O vagalhão de revolta com a situação se levantara em 20 de janeiro, quando a revista Sumaúma revelou que 570 curumins yanomamis tinham morrido por causas evitáveis nos quatro anos de Bolsonaro. As fotos que acompanhavam a reportagem, ao que parece feitas com celulares, já eram para lá de chocantes.

O paralelo imediato, para quem viveu o século 20, estava nos retratos de crianças famintas de Biafra, no final dos anos 1960. Ou dos campos de concentração de judeus na Segunda Guerra. O horror, o horror.

No dia seguinte o Ministério da Saúde declarou emergência de saúde pública na área. O presidente Lula foi a Roraima testemunhar a tragédia.
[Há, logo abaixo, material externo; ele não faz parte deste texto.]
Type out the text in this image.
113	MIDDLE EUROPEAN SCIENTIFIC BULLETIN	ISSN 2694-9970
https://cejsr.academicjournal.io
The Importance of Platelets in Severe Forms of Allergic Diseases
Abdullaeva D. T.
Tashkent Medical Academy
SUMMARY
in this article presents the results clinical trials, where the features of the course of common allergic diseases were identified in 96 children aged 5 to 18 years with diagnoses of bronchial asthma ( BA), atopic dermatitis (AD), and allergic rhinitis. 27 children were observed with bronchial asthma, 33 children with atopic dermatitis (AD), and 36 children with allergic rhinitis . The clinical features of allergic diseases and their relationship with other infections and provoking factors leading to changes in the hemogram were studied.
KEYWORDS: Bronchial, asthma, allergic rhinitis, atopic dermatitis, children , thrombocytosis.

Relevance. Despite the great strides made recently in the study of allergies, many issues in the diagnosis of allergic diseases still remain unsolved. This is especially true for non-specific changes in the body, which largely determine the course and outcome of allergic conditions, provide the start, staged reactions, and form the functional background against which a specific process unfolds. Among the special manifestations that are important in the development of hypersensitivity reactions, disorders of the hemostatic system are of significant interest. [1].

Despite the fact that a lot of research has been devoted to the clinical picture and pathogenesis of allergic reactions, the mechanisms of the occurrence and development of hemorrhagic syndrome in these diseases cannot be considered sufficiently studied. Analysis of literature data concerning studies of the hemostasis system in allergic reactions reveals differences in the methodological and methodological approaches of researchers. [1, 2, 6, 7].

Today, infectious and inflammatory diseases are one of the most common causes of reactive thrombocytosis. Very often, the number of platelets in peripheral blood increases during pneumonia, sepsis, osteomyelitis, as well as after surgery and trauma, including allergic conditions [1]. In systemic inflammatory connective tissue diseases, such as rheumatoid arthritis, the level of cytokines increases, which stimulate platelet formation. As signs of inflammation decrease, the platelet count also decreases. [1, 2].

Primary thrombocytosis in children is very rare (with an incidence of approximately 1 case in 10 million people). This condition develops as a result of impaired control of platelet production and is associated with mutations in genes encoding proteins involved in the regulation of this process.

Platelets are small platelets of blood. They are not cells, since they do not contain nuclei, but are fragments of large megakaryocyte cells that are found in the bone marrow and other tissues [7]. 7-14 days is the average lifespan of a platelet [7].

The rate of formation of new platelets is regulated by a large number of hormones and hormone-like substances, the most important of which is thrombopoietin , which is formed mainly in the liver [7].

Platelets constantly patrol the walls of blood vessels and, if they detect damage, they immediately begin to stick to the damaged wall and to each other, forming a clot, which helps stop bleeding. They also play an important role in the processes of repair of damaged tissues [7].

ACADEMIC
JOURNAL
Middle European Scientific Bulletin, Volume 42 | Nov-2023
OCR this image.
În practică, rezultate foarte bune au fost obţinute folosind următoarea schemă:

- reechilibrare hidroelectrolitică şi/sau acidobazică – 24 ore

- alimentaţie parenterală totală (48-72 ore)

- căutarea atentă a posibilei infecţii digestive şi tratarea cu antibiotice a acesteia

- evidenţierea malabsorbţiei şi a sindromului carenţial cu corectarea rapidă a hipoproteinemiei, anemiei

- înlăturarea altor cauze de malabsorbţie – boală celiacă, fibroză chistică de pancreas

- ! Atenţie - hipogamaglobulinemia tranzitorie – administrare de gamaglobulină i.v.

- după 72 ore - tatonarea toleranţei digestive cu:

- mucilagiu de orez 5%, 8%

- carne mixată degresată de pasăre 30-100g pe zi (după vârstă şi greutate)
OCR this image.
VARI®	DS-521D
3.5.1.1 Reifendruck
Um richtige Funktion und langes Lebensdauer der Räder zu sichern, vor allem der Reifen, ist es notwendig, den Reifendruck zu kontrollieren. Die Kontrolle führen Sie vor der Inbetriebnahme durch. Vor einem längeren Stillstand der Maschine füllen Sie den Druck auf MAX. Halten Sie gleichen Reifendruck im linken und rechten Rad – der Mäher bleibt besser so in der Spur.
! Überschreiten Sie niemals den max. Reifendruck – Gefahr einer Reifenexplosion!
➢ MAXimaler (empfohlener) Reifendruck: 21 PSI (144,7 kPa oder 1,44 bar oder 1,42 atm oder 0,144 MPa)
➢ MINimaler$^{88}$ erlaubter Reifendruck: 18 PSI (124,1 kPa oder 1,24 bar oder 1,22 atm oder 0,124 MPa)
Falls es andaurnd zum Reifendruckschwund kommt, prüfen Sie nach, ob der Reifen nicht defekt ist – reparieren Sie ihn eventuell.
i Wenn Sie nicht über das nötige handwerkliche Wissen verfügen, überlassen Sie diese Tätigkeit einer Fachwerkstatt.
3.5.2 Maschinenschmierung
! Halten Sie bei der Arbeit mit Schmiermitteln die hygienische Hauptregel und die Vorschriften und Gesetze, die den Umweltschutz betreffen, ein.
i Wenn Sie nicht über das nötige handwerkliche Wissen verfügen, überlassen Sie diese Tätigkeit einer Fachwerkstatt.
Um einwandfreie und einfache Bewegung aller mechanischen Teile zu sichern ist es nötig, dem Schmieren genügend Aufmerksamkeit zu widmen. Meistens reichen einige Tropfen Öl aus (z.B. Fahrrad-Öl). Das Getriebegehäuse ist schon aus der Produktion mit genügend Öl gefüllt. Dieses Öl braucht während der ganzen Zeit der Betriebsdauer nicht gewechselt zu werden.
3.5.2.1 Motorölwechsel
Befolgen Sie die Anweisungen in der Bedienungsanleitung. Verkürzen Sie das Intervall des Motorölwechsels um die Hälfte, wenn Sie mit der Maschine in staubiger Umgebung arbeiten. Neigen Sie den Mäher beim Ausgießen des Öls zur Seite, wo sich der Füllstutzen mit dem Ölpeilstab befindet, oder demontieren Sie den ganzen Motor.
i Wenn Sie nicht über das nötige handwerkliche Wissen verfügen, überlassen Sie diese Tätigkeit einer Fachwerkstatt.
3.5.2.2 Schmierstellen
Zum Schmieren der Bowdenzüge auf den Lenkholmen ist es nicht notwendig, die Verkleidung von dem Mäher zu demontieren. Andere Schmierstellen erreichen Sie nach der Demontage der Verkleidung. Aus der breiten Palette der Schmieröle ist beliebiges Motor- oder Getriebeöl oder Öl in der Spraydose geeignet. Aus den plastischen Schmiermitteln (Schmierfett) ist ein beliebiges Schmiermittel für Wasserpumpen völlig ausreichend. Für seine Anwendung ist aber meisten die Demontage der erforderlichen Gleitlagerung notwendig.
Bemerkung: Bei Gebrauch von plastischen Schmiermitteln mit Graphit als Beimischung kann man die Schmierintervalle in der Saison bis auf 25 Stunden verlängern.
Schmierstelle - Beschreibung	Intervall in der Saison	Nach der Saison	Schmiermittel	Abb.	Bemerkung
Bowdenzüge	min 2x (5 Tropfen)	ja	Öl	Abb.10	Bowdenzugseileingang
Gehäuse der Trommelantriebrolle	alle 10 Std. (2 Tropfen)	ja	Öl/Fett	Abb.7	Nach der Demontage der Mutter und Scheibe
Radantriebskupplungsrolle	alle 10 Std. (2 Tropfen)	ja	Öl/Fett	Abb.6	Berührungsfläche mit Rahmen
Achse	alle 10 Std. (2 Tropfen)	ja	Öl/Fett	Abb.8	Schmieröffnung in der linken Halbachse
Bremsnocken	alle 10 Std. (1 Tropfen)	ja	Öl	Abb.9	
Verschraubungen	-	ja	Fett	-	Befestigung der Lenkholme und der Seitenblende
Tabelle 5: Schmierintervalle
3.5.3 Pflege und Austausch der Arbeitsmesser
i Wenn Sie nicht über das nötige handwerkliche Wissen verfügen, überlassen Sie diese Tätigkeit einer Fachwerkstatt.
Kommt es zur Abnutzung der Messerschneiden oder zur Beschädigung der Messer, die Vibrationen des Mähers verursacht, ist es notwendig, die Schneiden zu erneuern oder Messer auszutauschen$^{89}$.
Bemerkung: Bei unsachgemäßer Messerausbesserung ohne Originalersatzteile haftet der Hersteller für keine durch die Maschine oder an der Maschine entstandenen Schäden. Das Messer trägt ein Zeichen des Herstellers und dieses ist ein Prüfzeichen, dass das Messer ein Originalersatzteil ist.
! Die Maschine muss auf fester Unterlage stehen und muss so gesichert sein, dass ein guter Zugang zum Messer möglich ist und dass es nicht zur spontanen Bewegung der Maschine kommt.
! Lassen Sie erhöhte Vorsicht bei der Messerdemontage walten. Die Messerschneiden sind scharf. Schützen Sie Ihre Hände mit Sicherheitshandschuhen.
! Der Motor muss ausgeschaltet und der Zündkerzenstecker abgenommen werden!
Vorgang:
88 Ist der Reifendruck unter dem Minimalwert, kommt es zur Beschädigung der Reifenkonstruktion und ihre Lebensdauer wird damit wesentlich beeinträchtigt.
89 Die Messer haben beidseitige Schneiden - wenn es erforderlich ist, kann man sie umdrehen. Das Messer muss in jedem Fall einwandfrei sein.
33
Um surto de cobertura jornalística assomou para exibir o que era uma realidade crônica.

A infâmia só fez crescer com a reação da falange genocida no comando de metade do país até dezembro passado. Não seriam yanomamis brasileiros, mas sim venezuelanos, supostas vítimas de Maduro —disseram os que sempre agiram pela extinção de uns e outros, em prol do garimpo ou sonegando e desviando remédios.

Bolsonaro e caterva representam só o paroxismo da índole dominante no Brasil. Não por acaso a primeira condenação por genocídio, aqui, se deu no julgamento de outra matança de yanomamis, a de Haximu, ocorrida em 1993.

O subestimado Itamar Franco era presidente, então. Por ironia, a Terra Indígena Yanomami (quase 97 mil km²) havia sido homologada em 1992 por ninguém menos que o famigerado Fernando Collor.

A saúde dos yanomamis seguiu com altos e baixos sob Fernando Henrique Cardoso, Lula, Dilma e Temer, até desembocar na hecatombe bolsonarista. Nos quatro anos do capitão, informa a reportagem da Sumaúma, aumentaram 29% as mortes de suas crianças, para 570 (e ele deve ser responsabilizado por esse crime).

Isso quer dizer que, no quadriênio anterior a Bolsonaro, morreram aí uns 442 curumins nas terras assediadas pelo garimpo contaminador. Uma investida corrosiva que o Estado brasileiro nunca conseguiu controlar, no máximo fustigar com operações midiáticas.

O genocídio começou muito antes. É coisa nossa.